That's so cool. I thought about doing this with our queensland mix Mattie. She has more energy then she knows what to do with. Even after walks she still wants to run around the backyard and runs from fence to fence to spy on the neighbors chickens.


----------



## GottaLuvMutts (Jun 1, 2009)

Nargle said:


> My trainer did recommend training him to accept the crate, though. Her method of training him in the crate was to put him in and let him freak out and ignore him until he laid down. Then as soon as he laid down, she opened the crate and let him out and gave him lots of praise. I personally think I'd rather take less of a "tough love" approach and just wait out his anxiety because IMO he has enough of a negative association with the crate already, so instead I'd prefer a more "this is a wonderful place to be!" kind of approach to desensitizing him to the crate. For instance, I've been feeding him inside the crate and as soon as he's done, I let him out, so he never panics and learns that the crate is a place where tasty treats happen. What are your opinions? Anybody have any resources to help guide me in training him to accept his crate?


Not sure which way I'd go. Definitely depends on the dog, though. 
One small warning: I would be very careful about WHEN crating happens, especially if you're planning to practice this at agility class. If Basil only gets crated at agility class and never at home, he's not going to want to set foot in that building. He's going to associate the negative crate experience with agility. I think to be safe, I'd work on this only at home, at least until he gets the idea that crates aren't evil.


----------



## Nargle (Oct 1, 2007)

Hmm.. what about an anxious, soft dog with SA that totally freaks out when crated..? :biggrin1:

Also, I intend to do most (or all) of his crate training at home for now.


----------



## LynnI (Mar 27, 2010)

What about using an x-pen at classes instead of a crate until you get his crating issues solved?


----------



## Nargle (Oct 1, 2007)

Could an x-pen be used totally instead of a crate in Agility? I've thought of using an x-pen, but if I'm going to end up needing to crate him in the end anyways, I might as well skip the ex-pen. Right now in class we're focusing more on the reactivity aspect, so we're all with our dogs (behind barriers some of the time) working on focus and calmness and there's not a big need to crate him right now during class.
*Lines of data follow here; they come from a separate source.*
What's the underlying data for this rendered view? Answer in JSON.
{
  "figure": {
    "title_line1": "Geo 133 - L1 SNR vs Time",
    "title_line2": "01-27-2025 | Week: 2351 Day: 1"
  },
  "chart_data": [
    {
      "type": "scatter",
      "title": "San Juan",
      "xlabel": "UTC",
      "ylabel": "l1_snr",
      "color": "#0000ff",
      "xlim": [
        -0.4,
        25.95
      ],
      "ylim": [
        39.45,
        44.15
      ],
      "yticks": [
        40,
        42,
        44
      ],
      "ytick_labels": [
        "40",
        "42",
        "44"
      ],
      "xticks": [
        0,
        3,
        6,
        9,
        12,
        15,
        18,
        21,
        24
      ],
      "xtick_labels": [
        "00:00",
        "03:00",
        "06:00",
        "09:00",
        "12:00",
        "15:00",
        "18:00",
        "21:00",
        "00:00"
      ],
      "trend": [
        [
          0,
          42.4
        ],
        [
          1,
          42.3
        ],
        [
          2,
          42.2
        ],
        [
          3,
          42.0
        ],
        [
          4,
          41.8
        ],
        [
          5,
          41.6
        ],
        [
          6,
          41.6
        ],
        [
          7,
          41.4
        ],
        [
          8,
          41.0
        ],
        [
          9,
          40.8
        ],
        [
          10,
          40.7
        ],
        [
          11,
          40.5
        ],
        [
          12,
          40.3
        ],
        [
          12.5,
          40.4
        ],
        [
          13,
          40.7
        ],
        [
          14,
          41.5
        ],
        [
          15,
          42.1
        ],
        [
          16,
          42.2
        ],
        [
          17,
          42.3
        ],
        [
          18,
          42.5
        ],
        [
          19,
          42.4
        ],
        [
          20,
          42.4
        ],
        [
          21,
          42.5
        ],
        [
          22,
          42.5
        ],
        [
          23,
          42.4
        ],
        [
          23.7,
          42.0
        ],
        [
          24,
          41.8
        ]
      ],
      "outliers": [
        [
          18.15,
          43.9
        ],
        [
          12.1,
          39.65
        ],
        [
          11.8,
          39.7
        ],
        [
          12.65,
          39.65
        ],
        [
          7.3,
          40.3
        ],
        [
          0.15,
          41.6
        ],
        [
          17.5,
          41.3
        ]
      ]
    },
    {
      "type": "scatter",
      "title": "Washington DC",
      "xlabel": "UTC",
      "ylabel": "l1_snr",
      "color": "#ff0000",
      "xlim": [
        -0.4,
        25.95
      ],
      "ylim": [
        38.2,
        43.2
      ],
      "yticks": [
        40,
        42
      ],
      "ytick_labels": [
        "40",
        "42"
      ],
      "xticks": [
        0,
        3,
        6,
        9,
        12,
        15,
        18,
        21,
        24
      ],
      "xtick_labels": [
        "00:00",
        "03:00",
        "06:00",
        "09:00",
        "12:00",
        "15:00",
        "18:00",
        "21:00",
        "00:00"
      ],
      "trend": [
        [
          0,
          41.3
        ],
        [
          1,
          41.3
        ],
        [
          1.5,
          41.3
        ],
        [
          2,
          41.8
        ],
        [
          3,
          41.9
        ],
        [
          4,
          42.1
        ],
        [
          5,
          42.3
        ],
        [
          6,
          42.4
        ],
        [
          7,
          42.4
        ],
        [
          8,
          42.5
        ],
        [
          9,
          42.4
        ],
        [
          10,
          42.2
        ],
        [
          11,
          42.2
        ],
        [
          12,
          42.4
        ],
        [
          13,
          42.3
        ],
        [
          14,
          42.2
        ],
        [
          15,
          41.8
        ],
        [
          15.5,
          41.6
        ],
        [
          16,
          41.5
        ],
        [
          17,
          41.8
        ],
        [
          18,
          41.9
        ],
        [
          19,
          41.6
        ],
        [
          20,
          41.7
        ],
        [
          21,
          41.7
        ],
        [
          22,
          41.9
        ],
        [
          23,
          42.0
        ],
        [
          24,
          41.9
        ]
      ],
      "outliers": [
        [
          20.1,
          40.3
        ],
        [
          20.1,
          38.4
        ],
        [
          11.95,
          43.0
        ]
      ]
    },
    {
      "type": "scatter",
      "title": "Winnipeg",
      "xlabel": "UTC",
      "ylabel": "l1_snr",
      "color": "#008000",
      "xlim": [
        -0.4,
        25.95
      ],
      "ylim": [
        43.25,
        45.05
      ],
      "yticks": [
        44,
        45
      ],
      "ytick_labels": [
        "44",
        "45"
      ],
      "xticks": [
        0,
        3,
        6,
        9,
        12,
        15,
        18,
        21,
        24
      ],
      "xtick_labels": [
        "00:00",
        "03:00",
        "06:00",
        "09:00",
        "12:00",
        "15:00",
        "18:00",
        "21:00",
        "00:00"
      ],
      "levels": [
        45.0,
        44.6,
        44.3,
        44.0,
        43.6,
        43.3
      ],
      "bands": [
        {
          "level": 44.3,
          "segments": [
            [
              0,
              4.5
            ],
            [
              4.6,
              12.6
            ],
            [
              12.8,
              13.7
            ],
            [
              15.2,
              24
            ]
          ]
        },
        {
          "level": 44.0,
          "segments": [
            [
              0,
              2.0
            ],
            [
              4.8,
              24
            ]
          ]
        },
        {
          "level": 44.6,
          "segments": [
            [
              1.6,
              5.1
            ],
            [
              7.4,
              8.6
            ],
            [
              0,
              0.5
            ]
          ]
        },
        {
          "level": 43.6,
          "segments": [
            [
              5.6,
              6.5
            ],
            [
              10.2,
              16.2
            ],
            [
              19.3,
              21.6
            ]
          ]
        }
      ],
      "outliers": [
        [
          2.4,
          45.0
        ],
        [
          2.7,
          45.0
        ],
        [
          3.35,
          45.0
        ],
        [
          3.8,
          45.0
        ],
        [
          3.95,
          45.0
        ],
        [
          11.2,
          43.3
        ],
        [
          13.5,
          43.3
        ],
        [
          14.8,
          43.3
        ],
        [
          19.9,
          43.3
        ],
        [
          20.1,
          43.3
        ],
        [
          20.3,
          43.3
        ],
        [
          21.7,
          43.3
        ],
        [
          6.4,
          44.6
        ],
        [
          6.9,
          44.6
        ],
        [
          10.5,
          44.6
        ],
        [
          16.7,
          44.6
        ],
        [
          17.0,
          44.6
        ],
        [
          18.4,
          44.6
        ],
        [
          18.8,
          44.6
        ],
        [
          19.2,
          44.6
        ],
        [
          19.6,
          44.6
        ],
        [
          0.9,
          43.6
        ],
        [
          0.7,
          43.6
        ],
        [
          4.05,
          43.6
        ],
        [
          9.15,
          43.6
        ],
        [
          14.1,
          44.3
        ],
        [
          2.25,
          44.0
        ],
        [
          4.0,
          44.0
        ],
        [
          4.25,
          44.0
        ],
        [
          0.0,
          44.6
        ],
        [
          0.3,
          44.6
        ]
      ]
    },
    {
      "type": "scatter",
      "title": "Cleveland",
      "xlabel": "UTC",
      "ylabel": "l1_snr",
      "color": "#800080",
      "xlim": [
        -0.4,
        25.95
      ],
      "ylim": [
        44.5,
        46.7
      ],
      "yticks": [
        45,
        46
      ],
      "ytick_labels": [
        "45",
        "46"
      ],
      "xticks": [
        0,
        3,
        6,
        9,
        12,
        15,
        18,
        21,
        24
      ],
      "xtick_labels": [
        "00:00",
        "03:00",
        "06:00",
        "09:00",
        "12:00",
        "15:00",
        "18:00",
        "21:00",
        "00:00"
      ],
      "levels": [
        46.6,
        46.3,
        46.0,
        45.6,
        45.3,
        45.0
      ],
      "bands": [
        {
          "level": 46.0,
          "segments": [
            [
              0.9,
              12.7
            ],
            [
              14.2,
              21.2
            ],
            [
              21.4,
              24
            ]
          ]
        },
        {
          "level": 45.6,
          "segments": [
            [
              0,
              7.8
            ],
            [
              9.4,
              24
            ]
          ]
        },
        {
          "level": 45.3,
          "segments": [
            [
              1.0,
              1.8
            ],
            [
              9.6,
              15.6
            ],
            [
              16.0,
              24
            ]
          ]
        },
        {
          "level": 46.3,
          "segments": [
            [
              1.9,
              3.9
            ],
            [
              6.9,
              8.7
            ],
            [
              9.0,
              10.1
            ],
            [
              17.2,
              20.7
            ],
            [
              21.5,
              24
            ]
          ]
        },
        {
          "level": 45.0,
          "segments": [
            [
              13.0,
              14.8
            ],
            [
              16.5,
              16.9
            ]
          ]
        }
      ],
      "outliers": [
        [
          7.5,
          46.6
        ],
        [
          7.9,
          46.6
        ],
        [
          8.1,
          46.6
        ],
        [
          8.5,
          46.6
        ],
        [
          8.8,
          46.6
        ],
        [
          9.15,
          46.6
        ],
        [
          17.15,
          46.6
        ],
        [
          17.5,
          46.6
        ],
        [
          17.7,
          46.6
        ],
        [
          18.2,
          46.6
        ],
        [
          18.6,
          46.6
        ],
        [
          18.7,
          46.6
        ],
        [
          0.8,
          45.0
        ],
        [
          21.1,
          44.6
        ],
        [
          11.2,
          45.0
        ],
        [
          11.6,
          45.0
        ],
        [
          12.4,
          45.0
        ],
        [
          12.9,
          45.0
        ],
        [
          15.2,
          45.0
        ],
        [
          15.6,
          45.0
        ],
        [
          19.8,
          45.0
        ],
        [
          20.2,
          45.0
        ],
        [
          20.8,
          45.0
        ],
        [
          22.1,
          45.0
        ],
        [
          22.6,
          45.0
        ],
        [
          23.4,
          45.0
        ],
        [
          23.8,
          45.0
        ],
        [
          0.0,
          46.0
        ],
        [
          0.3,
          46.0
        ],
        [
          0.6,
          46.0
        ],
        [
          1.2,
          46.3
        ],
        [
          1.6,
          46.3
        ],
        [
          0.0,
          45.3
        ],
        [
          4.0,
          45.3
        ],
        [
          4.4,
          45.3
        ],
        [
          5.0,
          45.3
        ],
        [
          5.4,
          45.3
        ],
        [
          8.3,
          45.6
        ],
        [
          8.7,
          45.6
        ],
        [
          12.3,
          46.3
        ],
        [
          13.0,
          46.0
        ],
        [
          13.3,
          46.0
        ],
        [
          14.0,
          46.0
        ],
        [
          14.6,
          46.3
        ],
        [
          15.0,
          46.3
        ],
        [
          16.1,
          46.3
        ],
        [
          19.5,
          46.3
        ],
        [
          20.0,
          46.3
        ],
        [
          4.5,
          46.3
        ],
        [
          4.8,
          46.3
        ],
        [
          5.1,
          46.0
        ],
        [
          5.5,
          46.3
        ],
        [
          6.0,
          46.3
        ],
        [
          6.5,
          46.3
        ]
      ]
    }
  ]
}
But if and x-pen would be a suitable permanent replacement for a crate, that's something I may definitely be interested in.


----------



## RaeganW (Jul 14, 2009)

Nargle said:


> Could an x-pen be used totally instead of a crate in Agility? I've thought of using an x-pen, but if I'm going to end up needing to crate him in the end anyways, I might as well skip the ex-pen. Right now in class we're focusing more on the reactivity aspect, so we're all with our dogs (behind barriers some of the time) working on focus and calmness and there's not a big need to crate him right now during class. But if and x-pen would be a suitable permanent replacement for a crate, that's something I may definitely be interested in.


I've seen both at a trial, usually x-pens have more than one dog. And it's going to depend on the trial location and crating space. An x-pen takes up more floor space. I'd be a little ticked if someone used an x-pen for a single dog at an indoor trial like Oshkosh where the crate space is pretty cramped to begin with, but at an outdoor trial like Fondy's where there is plenty of space I wouldn't mind at all.


----------



## MissMutt (Aug 8, 2008)

X-Pens are usually banned from indoor trials in my area. No reason why you can't use one in class, though.

Marge is somewhat resistant to being crated but does LOADS better when the crate is covered. I've crated her for up to an hour straight at my training club and she's been fine.


----------



## Nargle (Oct 1, 2007)

Alright, thanks guys. I've decided to order Basil a soft sided crate, because he seems to tolerate being inside of soft sided crates better than plastic or metal crates, and continue to work on crate training him. I'll keep you guys updated on his progress when he goes to his second class on Monday! :biggrin1:


----------



## Nargle (Oct 1, 2007)

Update: Today was Basil's second day in class. He was really good about reacting towards other dogs! We worked on tunnels today, and he seemed to enjoy it! Though when I tried to run up to the tunnel and send him through, he seemed a little suspicious, and tried to follow me on the outside of the tunnel. But while the trainer was holding his leash on one end of the tunnel and I was on the other, he did really well! Even when the tunnel was curved! He also did surprisingly well on crate training during class. We brought his small soft-sided carrier to class (His larger one that we ordered hasn't come in yet) and I kept throwing treats in and he went in to get them. After a while I'd give him more treats while he stayed in his crate with the door open (he was calm and obeyed my "Stay" well), and then I zipped up the crate and walked away. He barked a bit, but as soon as he was calm I walked over and gave him treats through the zipper in the top of the carrier. So all in all the class went pretty well! He did have some anxiety because I was standing a short distance away from my boyfriend standing on Basil's leash, and Basil couldn't get to him, but I ignored him and gave him treats as soon as he was calm, and he calmed down very quickly! My homework for this week is to continue with the crate training, work on loose leash walking, work on his sit-stay and down-stay, and use shaping to train him to stand in a small box so that he learns that he has back legs, lol!


----------



## LynnI (Mar 27, 2010)

X-pens are very common, even with one dog in them at most of the indoor trials up here


----------